Held: Assuming that § 504 or its implementing regulations reach some claims of disparate impact discrimination, the effect of Tennessee's reduction in annual inpatient hospital coverage is not among them. Pp. 469 U. S. 292-309.
(a) The 14-day limitation is neutral on its face, is not alleged to rest on a discriminatory motive, and does not deny the handicapped meaningful access to or exclude them from the particular package of Medicaid services Tennessee has chosen to provide. The State has made the same benefit equally accessible to both handicapped and nonhandicapped persons, and is not required to assure the handicapped "adequate health care" by providing them with more coverage than the nonhandicapped. Nothing in the Rehabilitation Act's legislative history supports the conclusion that the Act requires the States to view certain illnesses, i.e., those particularly affecting the handicapped, as more important than others and more worthy of cure through government subsidization. Section 504 does not require the State to alter its definition of the benefit
it will be providing as 14 days of inpatient coverage simply to meet the reality that the handicapped have greater medical needs. While § 504 seeks to assure even-handed treatment and the opportunity for handicapped individuals to participate in and benefit from programs receiving federal financial assistance, the Act does not guarantee the handicapped equal results from the provision of state Medicaid. Pp. 469 U. S. 302-306.

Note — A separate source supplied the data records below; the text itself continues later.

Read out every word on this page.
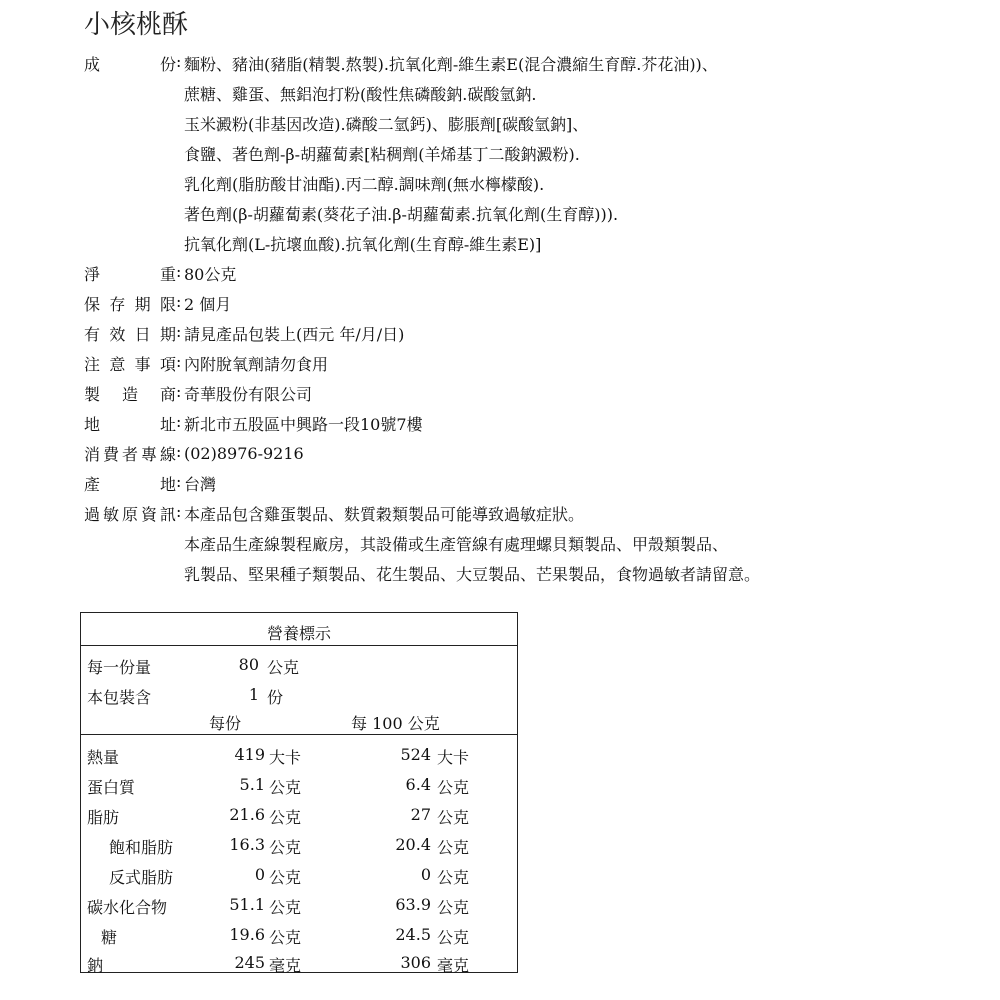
小核桃酥
成份 : 麵粉、豬油(豬脂(精製.熬製).抗氧化劑-維生素E(混合濃縮生育醇.芥花油))、
蔗糖、雞蛋、無鋁泡打粉(酸性焦磷酸鈉.碳酸氫鈉.
玉米澱粉(非基因改造).磷酸二氫鈣)、膨脹劑[碳酸氫鈉]、
食鹽、著色劑-β-胡蘿蔔素[粘稠劑(羊烯基丁二酸鈉澱粉).
乳化劑(脂肪酸甘油酯).丙二醇.調味劑(無水檸檬酸).
著色劑(β-胡蘿蔔素(葵花子油.β-胡蘿蔔素.抗氧化劑(生育醇))).
抗氧化劑(L-抗壞血酸).抗氧化劑(生育醇-維生素E)]
淨重 : 80公克
保存期限 : 2 個月
有效日期 : 請見產品包裝上(西元 年/月/日)
注意事項 : 內附脫氧劑請勿食用
製造商 : 奇華股份有限公司
地址 : 新北市五股區中興路一段10號7樓
消費者專線 : (02)8976-9216
產地 : 台灣
過敏原資訊 : 本產品包含雞蛋製品、麩質穀類製品可能導致過敏症狀。
本產品生產線製程廠房，其設備或生產管線有處理螺貝類製品、甲殼類製品、
乳製品、堅果種子類製品、花生製品、大豆製品、芒果製品，食物過敏者請留意。
營養標示
每一份量	80 公克
本包裝含	1 份
每份	每 100 公克
熱量	419 大卡	524 大卡
蛋白質	5.1 公克	6.4 公克
脂肪	21.6 公克	27 公克
飽和脂肪	16.3 公克	20.4 公克
反式脂肪	0 公克	0 公克
碳水化合物	51.1 公克	63.9 公克
糖	19.6 公克	24.5 公克
鈉	245 毫克	306 毫克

(b) In addition, the State is not obligated to modify its Medicaid program by abandoning reliance on annual durational limitations on inpatient coverage. Section 504 does not require the State to redefine its Medicaid program, and nothing in its legislative history suggests that Congress desired to make major inroads on the States' longstanding discretion to choose the proper mix of amount, scope, and durational limitations on services covered by Medicaid. Moreover, § 504 does not require that federal grantees make a broad-based distributive decision always in the way most favorable, or least disadvantageous, to the handicapped. To do so would impose a virtually unworkable requirement on state Medicaid administrators. Pp. 469 U. S. 306-309.
715 F.2d 1036, reversed.
MARSHALL, J., delivered the opinion for a unanimous Court.